Item 4.02. Non-Reliance on Previously Issued
Financial Statements or a Related Audit Report or Completed Interim
Review.
(a) Altimar Acquisition Corp. III, a Cayman Islands exempted
company (the “Company”), has followed
Accounting Standards Codification Topic 480, “Distinguishing Liabilities from Equity,”
(“ASC 480”) in accounting for its
redeemable Class A ordinary shares, par value $0.0001 per
share (the “Public Shares”). This included
recording a portion of the Public Shares in permanent equity on its
balance sheet. However, the Company maintained shareholders’ equity
of at least $5,000,001 as the Company will not redeem Public Shares
that would cause the Company’s net tangible assets to be less than
$5,000,001 following redemptions of its Public Shares.
In September 2021, Company management re-evaluated its position that
classification of $5,000,001 in permanent equity was appropriate
and determined that the Public Shares should instead be
reclassified as temporary equity. In connection with the
preparation of the unaudited interim condensed financial statements
as of and for the three and nine months ended September 30,
2021 that were included in the Company’s Quarterly Report on Form
10-Q, filed with the
Securities and Exchange Commission (the “SEC”) on November 10, 2021
(the “Q3 Form 10-Q”), the Company
concluded that it would change its accounting and reflect the full
amount of all redeemable Public Shares in temporary equity on its
balance sheet. In connection with the change in presentation for
the Public Shares subject to possible redemption, the Company also
restated its earnings per share to allocate net income (loss)
evenly to all Public Shares and Class B ordinary shares. This
was a change from the Company’s previous accounting practice
whereby it maintained shareholders’ equity of at least $5,000,001
as the Company will not redeem Public Shares that would cause the
Company’s net tangible assets to be less than $5,000,001 following
redemptions of its Public Shares.

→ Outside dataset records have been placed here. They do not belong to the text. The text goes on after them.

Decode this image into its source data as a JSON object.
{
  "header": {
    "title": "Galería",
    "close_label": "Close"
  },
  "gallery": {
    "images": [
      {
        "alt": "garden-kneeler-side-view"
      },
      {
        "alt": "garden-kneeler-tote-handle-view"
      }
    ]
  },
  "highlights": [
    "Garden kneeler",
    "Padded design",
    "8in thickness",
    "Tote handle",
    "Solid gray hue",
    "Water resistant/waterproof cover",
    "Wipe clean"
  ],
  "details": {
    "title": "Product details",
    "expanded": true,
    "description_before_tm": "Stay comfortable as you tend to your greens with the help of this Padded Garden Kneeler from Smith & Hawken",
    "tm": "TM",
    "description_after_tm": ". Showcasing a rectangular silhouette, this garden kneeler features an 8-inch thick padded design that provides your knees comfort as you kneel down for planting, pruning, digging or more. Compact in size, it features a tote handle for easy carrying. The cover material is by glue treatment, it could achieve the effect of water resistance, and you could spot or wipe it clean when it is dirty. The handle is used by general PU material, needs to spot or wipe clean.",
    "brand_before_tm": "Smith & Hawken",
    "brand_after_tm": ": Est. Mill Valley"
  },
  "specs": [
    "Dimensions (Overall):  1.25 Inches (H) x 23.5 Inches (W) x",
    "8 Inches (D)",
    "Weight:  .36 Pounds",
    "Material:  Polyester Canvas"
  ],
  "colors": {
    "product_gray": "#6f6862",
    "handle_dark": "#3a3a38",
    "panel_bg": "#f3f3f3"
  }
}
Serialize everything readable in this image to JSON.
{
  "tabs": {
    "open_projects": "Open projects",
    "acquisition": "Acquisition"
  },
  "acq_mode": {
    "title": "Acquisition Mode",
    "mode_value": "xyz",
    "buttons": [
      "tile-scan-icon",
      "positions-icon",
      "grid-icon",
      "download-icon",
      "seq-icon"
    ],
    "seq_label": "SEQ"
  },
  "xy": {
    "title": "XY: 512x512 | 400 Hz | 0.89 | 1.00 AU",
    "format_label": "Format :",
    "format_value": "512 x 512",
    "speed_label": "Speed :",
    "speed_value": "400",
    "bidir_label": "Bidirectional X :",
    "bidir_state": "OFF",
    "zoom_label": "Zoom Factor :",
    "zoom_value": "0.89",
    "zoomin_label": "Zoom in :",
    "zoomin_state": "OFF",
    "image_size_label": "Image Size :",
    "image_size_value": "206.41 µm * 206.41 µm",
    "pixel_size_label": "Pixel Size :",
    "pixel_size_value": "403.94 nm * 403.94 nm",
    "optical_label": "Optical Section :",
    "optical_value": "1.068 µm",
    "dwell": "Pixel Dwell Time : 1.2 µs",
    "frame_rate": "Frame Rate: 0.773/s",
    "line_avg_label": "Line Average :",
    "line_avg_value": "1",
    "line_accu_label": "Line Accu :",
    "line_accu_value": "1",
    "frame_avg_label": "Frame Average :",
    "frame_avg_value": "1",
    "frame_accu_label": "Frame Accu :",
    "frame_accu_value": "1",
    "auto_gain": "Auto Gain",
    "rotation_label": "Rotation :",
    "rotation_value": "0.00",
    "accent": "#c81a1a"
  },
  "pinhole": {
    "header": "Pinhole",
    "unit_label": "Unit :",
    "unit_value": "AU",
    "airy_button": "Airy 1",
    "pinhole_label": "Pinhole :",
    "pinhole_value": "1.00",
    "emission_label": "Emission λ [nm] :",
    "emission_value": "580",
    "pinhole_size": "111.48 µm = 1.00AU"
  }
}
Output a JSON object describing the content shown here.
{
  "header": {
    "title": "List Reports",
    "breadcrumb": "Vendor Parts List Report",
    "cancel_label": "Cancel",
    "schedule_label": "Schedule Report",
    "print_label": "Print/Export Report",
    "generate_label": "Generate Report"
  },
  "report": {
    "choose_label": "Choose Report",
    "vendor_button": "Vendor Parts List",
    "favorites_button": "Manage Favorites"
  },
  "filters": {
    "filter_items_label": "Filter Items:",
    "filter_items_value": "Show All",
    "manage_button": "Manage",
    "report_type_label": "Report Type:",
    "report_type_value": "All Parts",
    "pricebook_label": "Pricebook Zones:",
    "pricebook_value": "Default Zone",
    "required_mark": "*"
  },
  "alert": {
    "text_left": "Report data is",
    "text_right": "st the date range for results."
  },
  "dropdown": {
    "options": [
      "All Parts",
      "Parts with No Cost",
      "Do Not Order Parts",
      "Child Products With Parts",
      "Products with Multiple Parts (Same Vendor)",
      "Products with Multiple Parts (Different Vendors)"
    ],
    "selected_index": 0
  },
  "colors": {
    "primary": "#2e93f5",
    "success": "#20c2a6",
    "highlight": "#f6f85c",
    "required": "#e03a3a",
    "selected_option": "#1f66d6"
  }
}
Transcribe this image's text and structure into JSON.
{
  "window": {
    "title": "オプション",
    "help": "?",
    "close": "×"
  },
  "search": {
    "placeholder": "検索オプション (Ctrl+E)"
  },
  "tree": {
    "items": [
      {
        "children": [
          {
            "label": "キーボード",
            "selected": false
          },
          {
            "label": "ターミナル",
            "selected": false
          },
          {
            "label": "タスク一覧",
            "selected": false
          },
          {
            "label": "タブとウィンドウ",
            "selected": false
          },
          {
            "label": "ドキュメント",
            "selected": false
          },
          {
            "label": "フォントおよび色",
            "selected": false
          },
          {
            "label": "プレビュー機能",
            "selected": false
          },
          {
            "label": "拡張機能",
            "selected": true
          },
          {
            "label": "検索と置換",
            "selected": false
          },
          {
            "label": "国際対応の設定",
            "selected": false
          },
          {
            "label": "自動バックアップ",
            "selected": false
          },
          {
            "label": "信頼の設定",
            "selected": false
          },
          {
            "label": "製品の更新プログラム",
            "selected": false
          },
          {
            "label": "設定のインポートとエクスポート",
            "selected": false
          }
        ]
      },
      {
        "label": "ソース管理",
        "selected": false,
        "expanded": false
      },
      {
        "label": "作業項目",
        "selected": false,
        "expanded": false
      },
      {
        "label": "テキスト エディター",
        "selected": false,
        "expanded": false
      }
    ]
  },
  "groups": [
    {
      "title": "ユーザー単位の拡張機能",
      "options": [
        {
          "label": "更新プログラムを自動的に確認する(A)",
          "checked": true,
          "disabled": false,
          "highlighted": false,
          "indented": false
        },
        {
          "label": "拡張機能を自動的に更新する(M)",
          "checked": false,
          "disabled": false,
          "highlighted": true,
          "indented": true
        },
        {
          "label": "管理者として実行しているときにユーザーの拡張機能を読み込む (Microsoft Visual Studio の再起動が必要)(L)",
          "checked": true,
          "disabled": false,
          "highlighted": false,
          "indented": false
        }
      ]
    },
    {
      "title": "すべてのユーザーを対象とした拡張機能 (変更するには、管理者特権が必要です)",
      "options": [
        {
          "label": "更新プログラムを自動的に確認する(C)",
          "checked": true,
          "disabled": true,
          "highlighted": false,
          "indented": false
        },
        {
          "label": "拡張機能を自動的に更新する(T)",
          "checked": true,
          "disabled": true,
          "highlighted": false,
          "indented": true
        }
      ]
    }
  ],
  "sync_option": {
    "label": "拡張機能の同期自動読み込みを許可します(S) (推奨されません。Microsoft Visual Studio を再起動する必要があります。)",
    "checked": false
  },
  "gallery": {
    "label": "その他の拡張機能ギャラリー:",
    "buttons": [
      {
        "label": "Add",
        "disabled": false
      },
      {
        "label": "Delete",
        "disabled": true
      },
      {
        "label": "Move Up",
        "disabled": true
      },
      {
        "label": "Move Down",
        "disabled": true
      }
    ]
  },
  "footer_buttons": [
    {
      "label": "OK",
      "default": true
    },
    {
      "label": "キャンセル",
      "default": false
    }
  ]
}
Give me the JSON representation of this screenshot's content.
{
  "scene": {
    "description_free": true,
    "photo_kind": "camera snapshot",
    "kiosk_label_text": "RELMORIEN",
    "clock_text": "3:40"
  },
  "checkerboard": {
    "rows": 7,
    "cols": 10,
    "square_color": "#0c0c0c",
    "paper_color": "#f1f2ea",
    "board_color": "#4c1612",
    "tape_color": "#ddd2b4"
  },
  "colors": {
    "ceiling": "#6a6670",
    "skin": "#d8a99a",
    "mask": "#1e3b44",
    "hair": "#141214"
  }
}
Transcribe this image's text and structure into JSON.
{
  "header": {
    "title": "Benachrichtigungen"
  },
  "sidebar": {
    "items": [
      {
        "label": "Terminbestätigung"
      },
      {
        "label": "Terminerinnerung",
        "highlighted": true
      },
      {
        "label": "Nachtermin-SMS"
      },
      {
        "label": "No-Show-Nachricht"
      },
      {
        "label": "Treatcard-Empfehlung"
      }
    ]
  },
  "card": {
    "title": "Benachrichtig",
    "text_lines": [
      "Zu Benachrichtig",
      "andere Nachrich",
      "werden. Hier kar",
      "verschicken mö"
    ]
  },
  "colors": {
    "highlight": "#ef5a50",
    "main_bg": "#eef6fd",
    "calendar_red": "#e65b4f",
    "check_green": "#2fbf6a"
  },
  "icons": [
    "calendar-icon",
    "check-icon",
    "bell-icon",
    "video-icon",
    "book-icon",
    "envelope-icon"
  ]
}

On December 10, 2021, the
Company’s management and the Audit Committee of the Company’s Board
of Directors (the “Audit Committee”), concluded that
the Company’s previously issued (i) audited balance sheet as
of March 8, 2021 (the “Post-IPO Balance Sheet”),
filed with the SEC by the Company in a Current Report on Form
8-K on March 12, 2021
(the “Post-IPO Balance Sheet 8-K”), (ii) unaudited
interim condensed financial statements as of and for the three
months ended March 31, 2021 included in the Company’s
Quarterly Report on Form 10-Q, filed with the SEC on
June 1, 2021 (the “Q1 Form 10-Q”), (iii) unaudited
interim condensed financial statements as of and for the three and
six months ended June 30, 2021 included in the Company’s
Quarterly Report on Form 10-Q, filed with the SEC on
August 12, 2021 (the “Q2 Form
10-Q”), and
(iv) unaudited interim condensed financial statements as of
and for the three and nine months ended September 30, 2021
included in the Q3 Form 10-Q (collectively, the “Affected
Periods”), in each case, should be restated to
classify all of the Public Shares as temporary equity and should no
longer be relied upon. As a result, the Company will restate its
financial statements for all Affected Periods in an amended Q3 Form
10-Q (the “Amended Q3 Form
10-Q”). The
Amended Q3 Form 10-Q will
include restatements of (i) the Post-IPO Balance Sheet set forth in the
Post-IPO Balance Sheet
8-K and (ii) the
unaudited interim condensed financial statements for the periods
ended March 31, 2021, June 30, 2021 and
September 30, 2021 set forth in the Q1 Form 10-Q, the Q2 Form 10-Q and the Q3 Form 10-Q, respectively.
The Company’s management has concluded that, as a result of the
events leading to the restatement of the financial statements for
the Affected Periods described above, a material weakness existed
and the Company’s disclosure controls and procedures were not
effective for the quarterly period ended September 30, 2021.
The Company’s remediation plan with respect to such material
weakness is described in more detail in the Amended Q3 Form 10-Q.
The Audit Committee and the Company’s management have discussed the
matters disclosed in this Current Report on Form 8-K with Withum, the Company’s
independent registered public accounting firm.